Once again the time passed here easily, with the sun reappearing to bathe the adjacent square and its Monday market with a pleasantly temperate glow. At first glance there’s not much to this place, well at least there isn’t if you are of the impatient tourist persuasion. But look again and you find an impressive church, a few useful shops, some great restaurants and a fantastic yacht club that serves food with great aplomb while offering computer games for kids and screening Tom and Jerry cartoons on the wall for the adults.

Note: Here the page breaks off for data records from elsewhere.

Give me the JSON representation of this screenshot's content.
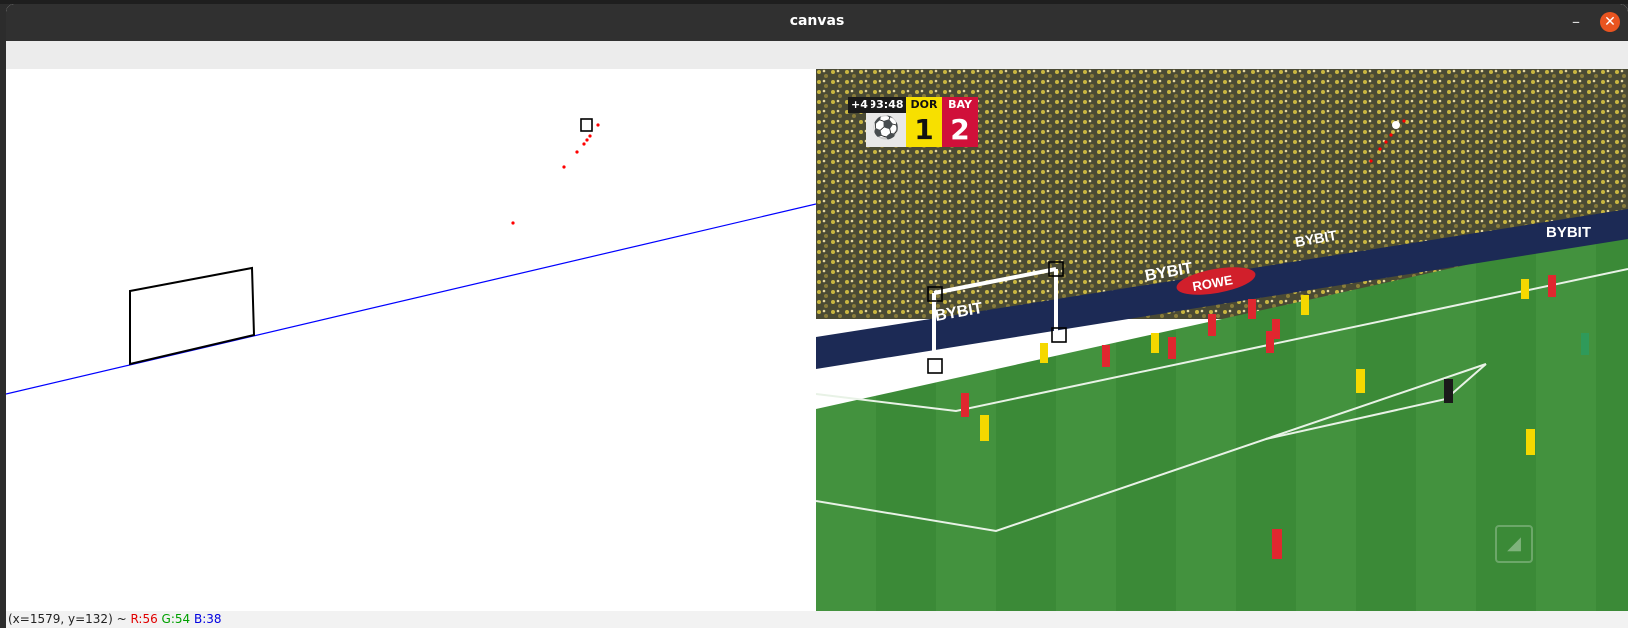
{
  "window": {
    "title": "canvas",
    "minimize_label": "–",
    "close_label": "✕"
  },
  "status": {
    "coords": "(x=1579, y=132) ~",
    "r": "R:56",
    "g": "G:54",
    "b": "B:38",
    "r_color": "#e00000",
    "g_color": "#00a000",
    "b_color": "#0000e0"
  },
  "scoreboard": {
    "extra_time": "+4",
    "clock": "93:48",
    "home_abbr": "DOR",
    "home_score": "1",
    "home_color": "#f7e000",
    "away_abbr": "BAY",
    "away_score": "2",
    "away_color": "#d0103a"
  },
  "colors": {
    "pitch": "#3f8f3b",
    "home_kit": "#f5d800",
    "away_kit": "#e0272f",
    "horizon_line": "#0000ff",
    "trajectory": "#ff0000"
  }
}
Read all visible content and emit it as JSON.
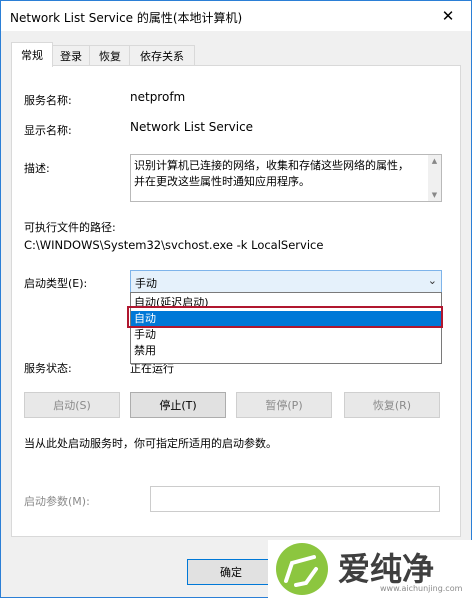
{
  "window": {
    "title": "Network List Service 的属性(本地计算机)"
  },
  "tabs": [
    {
      "label": "常规",
      "active": true
    },
    {
      "label": "登录"
    },
    {
      "label": "恢复"
    },
    {
      "label": "依存关系"
    }
  ],
  "general": {
    "service_name_label": "服务名称:",
    "service_name_value": "netprofm",
    "display_name_label": "显示名称:",
    "display_name_value": "Network List Service",
    "description_label": "描述:",
    "description_value": "识别计算机已连接的网络，收集和存储这些网络的属性，并在更改这些属性时通知应用程序。",
    "exe_path_label": "可执行文件的路径:",
    "exe_path_value": "C:\\WINDOWS\\System32\\svchost.exe -k LocalService",
    "startup_type_label": "启动类型(E):",
    "startup_type_value": "手动",
    "startup_options": [
      "自动(延迟启动)",
      "自动",
      "手动",
      "禁用"
    ],
    "startup_highlighted": "自动",
    "status_label": "服务状态:",
    "status_value": "正在运行",
    "buttons": {
      "start": "启动(S)",
      "stop": "停止(T)",
      "pause": "暂停(P)",
      "resume": "恢复(R)"
    },
    "hint": "当从此处启动服务时，你可指定所适用的启动参数。",
    "start_params_label": "启动参数(M):"
  },
  "footer": {
    "ok_label": "确定"
  },
  "watermark": {
    "text": "爱纯净",
    "url": "www.aichunjing.com"
  },
  "colors": {
    "accent": "#0078d7",
    "highlight_border": "#b0172f",
    "logo_green": "#8cc63f"
  },
  "icons": {
    "close": "close-icon",
    "dropdown": "chevron-down-icon",
    "logo": "aichunjing-logo-icon"
  }
}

Right next door is a sailmaker.Calm Voyager’s canopies were in dire need of some attention and so we popped in, wondering if the man huddled earnestly over a sewing machine could do something for us in the three hours of his declared opening time. Furrowing his brow a bit, he looked at the missing fixings and simply said “I will make them like iron.” A bit later we popped in again and he explained that some of the repairs would need patches, which we took to mean that we ought to get those repairs done by someone on our return. An hour later he returned the canopies with patches applied and a bill for 67 euros. Not all things marine are a bargain in the Netherlands, especially once you take the current pound/euro exchange rate into account, but tradesmen have typically offered exceptional service in exchange for modest bills so far on this cruise.